Moses responded, “Then show me Your glorious presence.”
Moses had been given the unenviable task of leading God’s people up to the Promised Land. God assured Moses that he would not be going alone, God would be with him and would look favorably upon him. But Moses wanted more. Maybe he was thinking something like, I would do this, I maybe could do this is if God would only __________. Moses filled in that blank with “show me Your glorious presence”. When called to go through something difficult or stretching, what would you fill in that blank with? Heal me, make my path straight, make it easier? Not too long ago, I would have filled in that blank with “heal me”. I know now that I need more than that, I want more than that. I also know that obedience to what God has called me to isn’t something that should be filtered through my wants.

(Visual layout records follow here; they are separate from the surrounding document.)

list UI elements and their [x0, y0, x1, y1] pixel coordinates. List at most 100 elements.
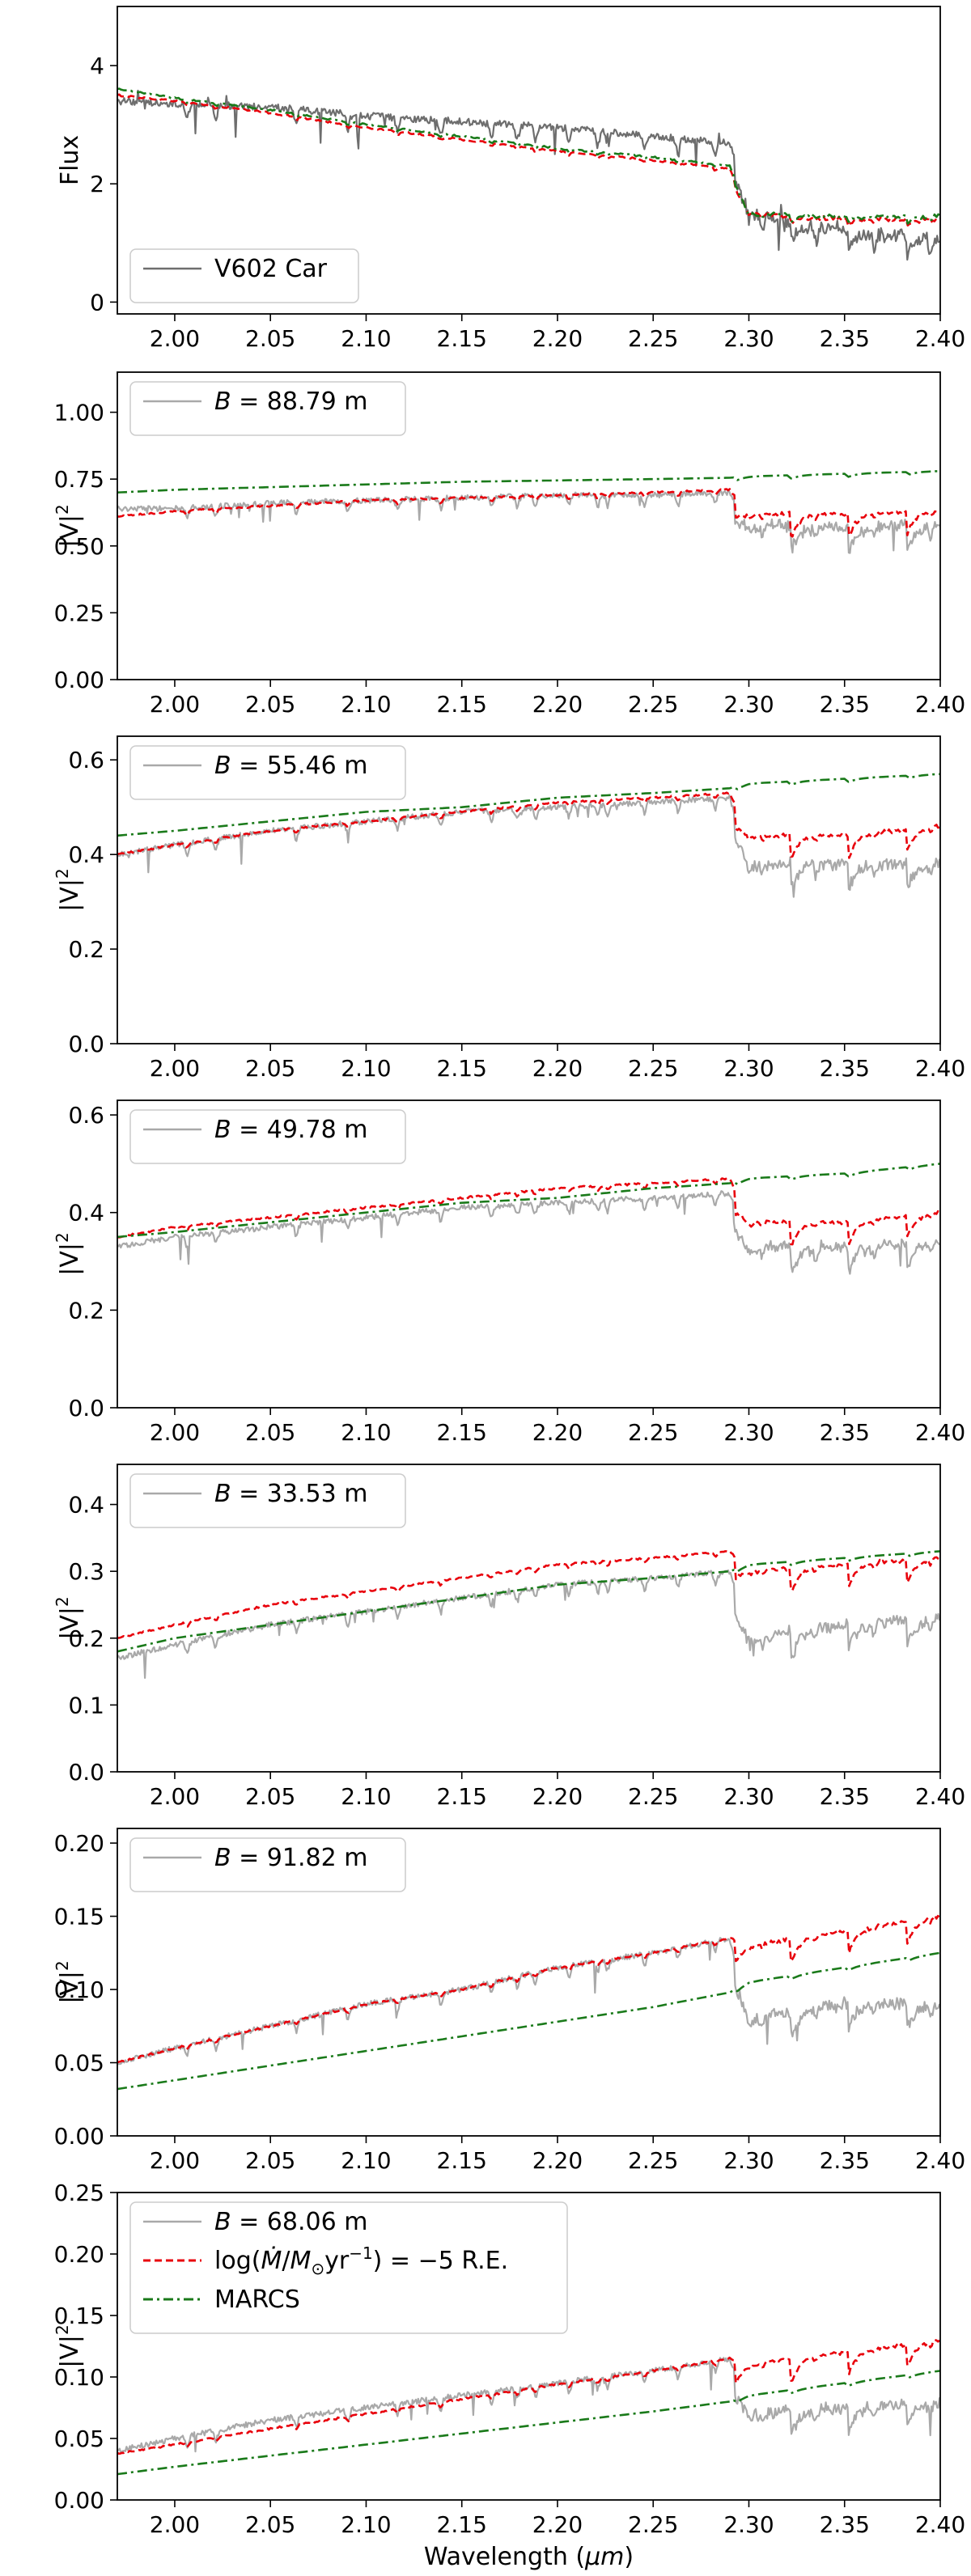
x-tick-label: 2.15	[437, 2147, 487, 2174]
series-line-1	[117, 1190, 940, 1275]
legend-label: B = 49.78 m	[214, 1116, 367, 1144]
legend-label: B = 91.82 m	[214, 1844, 367, 1872]
y-tick-label: 0.15	[54, 2303, 104, 2329]
y-tick-label: 0.2	[68, 1297, 104, 1324]
plot-frame	[117, 1099, 941, 1409]
x-tick-label: 2.40	[915, 691, 965, 718]
series-line-1	[117, 89, 940, 261]
y-axis-label: Flux	[56, 135, 84, 185]
x-tick-label: 2.30	[723, 2511, 774, 2538]
x-tick-label: 2.05	[245, 691, 295, 718]
x-tick-label: 2.00	[150, 2147, 200, 2174]
legend: B = 33.53 m	[129, 1473, 406, 1528]
y-axis-label: |V|2	[53, 1232, 84, 1275]
x-axis-label: Wavelength (μm)	[424, 2543, 634, 2571]
x-tick-label: 2.10	[341, 2511, 391, 2538]
series-line-3	[117, 470, 940, 494]
y-tick-label: 2	[90, 171, 104, 197]
x-tick-label: 2.20	[532, 1419, 583, 1446]
x-tick-label: 2.20	[532, 1783, 583, 1810]
y-tick-label: 0.10	[54, 2364, 104, 2391]
series-line-2	[117, 488, 940, 538]
y-tick-label: 0.10	[54, 1976, 104, 2003]
y-axis-label: |V|2	[53, 504, 84, 547]
y-tick-label: 0.25	[54, 600, 104, 626]
series-line-3	[117, 1163, 940, 1239]
x-tick-label: 2.40	[915, 2511, 965, 2538]
y-axis-label: |V|2	[53, 2324, 84, 2367]
series-line-3	[117, 2370, 940, 2476]
plot-frame	[117, 2192, 941, 2501]
x-tick-label: 2.20	[532, 1055, 583, 1082]
series-line-1	[117, 1569, 940, 1680]
x-tick-label: 2.15	[437, 2511, 487, 2538]
series-line-2	[117, 1549, 940, 1639]
x-tick-label: 2.15	[437, 1419, 487, 1446]
x-tick-label: 2.30	[723, 2147, 774, 2174]
x-tick-label: 2.35	[820, 1783, 870, 1810]
x-tick-label: 2.20	[532, 2511, 583, 2538]
y-tick-label: 0.4	[68, 1492, 104, 1519]
series-line-3	[117, 1550, 940, 1653]
x-tick-label: 2.40	[915, 1419, 965, 1446]
x-tick-label: 2.15	[437, 1055, 487, 1082]
x-tick-label: 2.35	[820, 1055, 870, 1082]
y-tick-label: 0.2	[68, 1625, 104, 1652]
x-tick-label: 2.25	[628, 2511, 678, 2538]
y-tick-label: 0.20	[54, 2241, 104, 2268]
x-tick-label: 2.25	[628, 1783, 678, 1810]
legend-box	[129, 2201, 568, 2334]
x-tick-label: 2.00	[150, 1419, 200, 1446]
x-tick-label: 2.25	[628, 1055, 678, 1082]
chart-panel-4: 2.00 2.05 2.10 2.15 2.20 2.25 2.30 2.35 2.40 0.0 0…	[53, 1099, 965, 1446]
y-tick-label: 0.00	[54, 667, 104, 693]
y-tick-label: 0.15	[54, 1904, 104, 1930]
plot-frame	[117, 735, 941, 1044]
plot-frame	[117, 6, 941, 315]
legend-box	[129, 1473, 406, 1528]
x-tick-label: 2.00	[150, 1783, 200, 1810]
y-axis-label: |V|2	[53, 1596, 84, 1639]
plot-frame	[117, 1464, 941, 1773]
plot-frame	[117, 1828, 941, 2137]
y-axis-label: |V|2	[53, 1960, 84, 2003]
legend-label: log(Ṁ/M⊙yr−1) = −5 R.E.	[214, 2243, 508, 2278]
x-tick-label: 2.25	[628, 1419, 678, 1446]
series-line-1	[117, 2356, 940, 2454]
y-tick-label: 0.05	[54, 2426, 104, 2452]
chart-panel-2: 2.00 2.05 2.10 2.15 2.20 2.25 2.30 2.35 2.40 0.00…	[53, 371, 965, 718]
y-tick-label: 1.00	[54, 400, 104, 426]
x-tick-label: 2.15	[437, 325, 487, 352]
x-tick-label: 2.30	[723, 325, 774, 352]
y-tick-label: 0.0	[68, 1395, 104, 1421]
chart-panel-1: 2.00 2.05 2.10 2.15 2.20 2.25 2.30 2.35 2.40 0 2 4 F…	[56, 6, 965, 352]
y-tick-label: 0.75	[54, 466, 104, 493]
legend-label: B = 88.79 m	[214, 388, 367, 416]
x-tick-label: 2.15	[437, 691, 487, 718]
legend: B = 55.46 m	[129, 745, 406, 800]
legend-label: V602 Car	[214, 255, 328, 283]
legend-label: B = 33.53 m	[214, 1480, 367, 1508]
y-tick-label: 0.1	[68, 1692, 104, 1718]
legend-label: B = 68.06 m	[214, 2208, 367, 2236]
series-line-2	[117, 93, 940, 227]
y-tick-label: 4	[90, 53, 104, 79]
legend: B = 68.06 m log(Ṁ/M⊙yr−1) = −5 R.E. MARCS	[129, 2201, 568, 2334]
legend: B = 91.82 m	[129, 1837, 406, 1892]
series-line-1	[117, 1937, 940, 2065]
y-tick-label: 0.4	[68, 1200, 104, 1227]
series-line-2	[117, 1914, 940, 2064]
legend-box	[129, 1837, 406, 1892]
x-tick-label: 2.10	[341, 691, 391, 718]
x-tick-label: 2.10	[341, 325, 391, 352]
x-tick-label: 2.05	[245, 325, 295, 352]
legend: B = 49.78 m	[129, 1109, 406, 1164]
x-tick-label: 2.20	[532, 691, 583, 718]
x-tick-label: 2.40	[915, 325, 965, 352]
x-tick-label: 2.05	[245, 2511, 295, 2538]
x-tick-label: 2.00	[150, 2511, 200, 2538]
y-tick-label: 0.00	[54, 2123, 104, 2150]
y-tick-label: 0.0	[68, 1031, 104, 1057]
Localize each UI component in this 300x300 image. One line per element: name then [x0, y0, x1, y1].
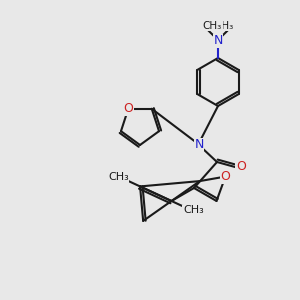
Text: O: O: [123, 102, 133, 115]
Text: N: N: [194, 139, 204, 152]
Text: N: N: [213, 34, 223, 47]
Text: CH₃: CH₃: [203, 20, 222, 31]
Text: CH₃: CH₃: [108, 172, 129, 182]
Text: CH₃: CH₃: [183, 205, 204, 215]
Text: O: O: [236, 160, 246, 173]
Text: O: O: [220, 170, 230, 183]
Text: CH₃: CH₃: [214, 20, 233, 31]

So Moses chose to be satisfied with God’s glorious presence. And God protected Moses from the full impact of His presence and allowed him a glimpse of His glory. As God passed in front of Moses, He called out,
“Yahweh! The Lord!
The God of compassion and mercy!
I am slow to anger
and filled with unfailing love and faithfulness.
I lavish unfailing love to a thousand generations.
I forgive iniquity, rebellion, and sin…”
Moses, being the wise man that he was, immediately threw himself to the ground and worshipped God, asked for forgiveness and accepted the call to lead the people.
I find this interesting. Moses wanted to see God’s power. And what does God do? He gives Moses a brief list of His characteristics. Instead of revealing Himself as powerful and majestic, He reveals Himself as compassionate and merciful, slow to anger, filled with unfailing love, forgiving, etc…
Imagine yourself in a job interview and asked what your strengths are. How I hate that question. Instead of listing your accomplishments and achievements and skills and such, what if you said, I am loving and kind and merciful and slow to anger and forgiving? Think you would get the job? If God had taken that route with Moses, He could still be listing His accomplishments and achievements and skills and such today. But He didn’t. He chose instead to show Moses His lovingkindness and His love and compassion. And that brought Moses to his knees.
My life would be different, perhaps a lot better if I had no pain at all anymore, but how much better would it be if I just allowed the character of God to be so big in my life that I would never fill in that blank with anything other than just knowing God and His love for me?
God, I pray that You would forgive me for all the times I hesitated to pursue You and the things You want for me because I was waiting on You to fill in the blank with one more request from me. When I think of Your mercy and compassion and unfailing love, I too, am brought to my knees. That You love me is more than enough; way more than I deserve. Thank You for Your grace in leading me through this healing journey in Your way and not mine. Amen.